Who should be responsible for paying for the costs of data breaches?

Reacting to the recent high-profile security lapses at major retailers (click here to read our previous newsletter), California lawmakers are considering a bill that would shift the burden of dealing with a data breach—and the costs—off the shoulders of banks and card issuers.

Under the current framework, credit card companies and banks generally carry the initial burden of any financial losses resulting from a cyber attack or hack, such as replacing cards or providing credit monitoring services. But AB 1710 shifts responsibility to the businesses where the breach occurred—Target, for example.

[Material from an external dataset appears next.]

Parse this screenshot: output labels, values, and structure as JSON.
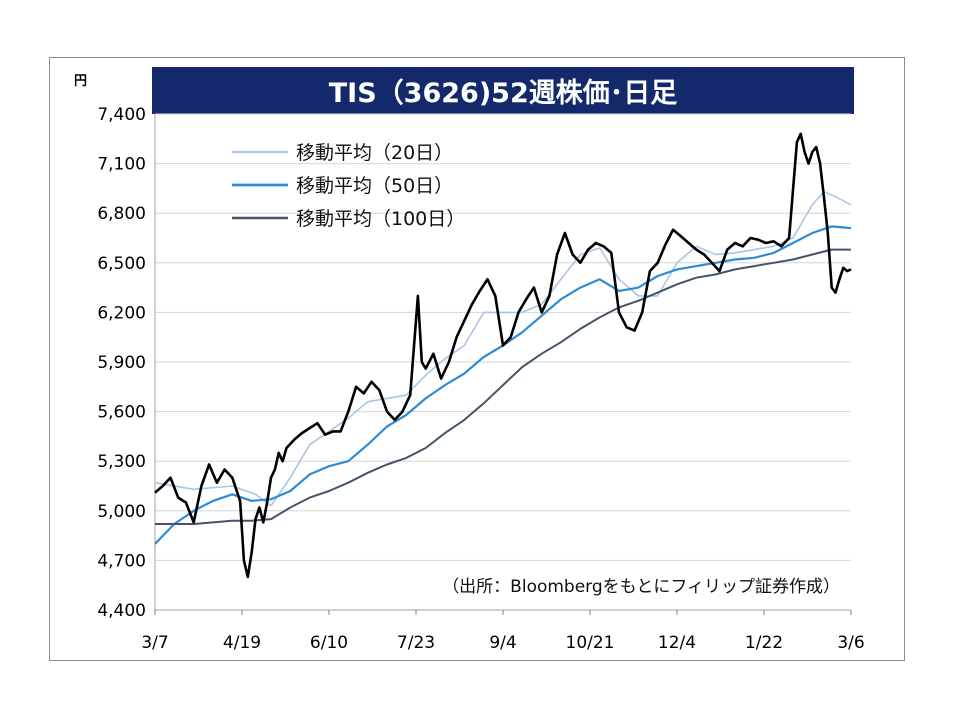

“Financial institutions should not be taking the heat for a data breach that occurs at a retailer,” Assemblyman Roger Dickinson (D-Sacramento), chairman of the Assembly Banking and Finance Committee and coauthor of the bill, told the Los Angeles Times. Coauthor Assemblyman Bob Wieckowski (D-Fremont) chairs the Assembly Judiciary Committee.

Under their proposal, the source of the breach would be required to notify affected California residents within 15 days and “offer to provide appropriate identity theft prevention and mitigation services” at no cost for a two-year period. All associated costs would be shouldered by the business, such as paying for card replacements.

The proposed law also contains provisions intended to reduce the fallout if a breach should occur. Pursuant to the bill, businesses that accept credit or debit cards would be prohibited from “storing, retaining, sending, or failing to limit access to payment-related data” including the contents of a payment card’s magnetic stripe or the card verification code subsequent to an authorization. In addition, the sale of Social Security numbers would be banned.

Violations of AB 1710 could result in civil penalties of $500 per violation, or up to $3,000 for each willful, intentional or reckless violation.

While Dickinson and his co-sponsors are backed by privacy advocates and consumer groups including Privacy Rights Clearinghouse, retailers have already promised to fight the bill.

“It’ll be a fight, a tough fight,” Bill Dombrowski, president of the California Retailers Association, promised the Los Angeles Times.

The bill is currently being considered by the Assembly Judiciary Committee.

To read AB 1710, click here.

Why it matters: The legislation is music to the ears of banks and card issuers, who currently cover the costs when a data breach occurs. But the bill faces a serious challenge from the retail industry, with groups such as the California Retailers Association speaking out in opposition.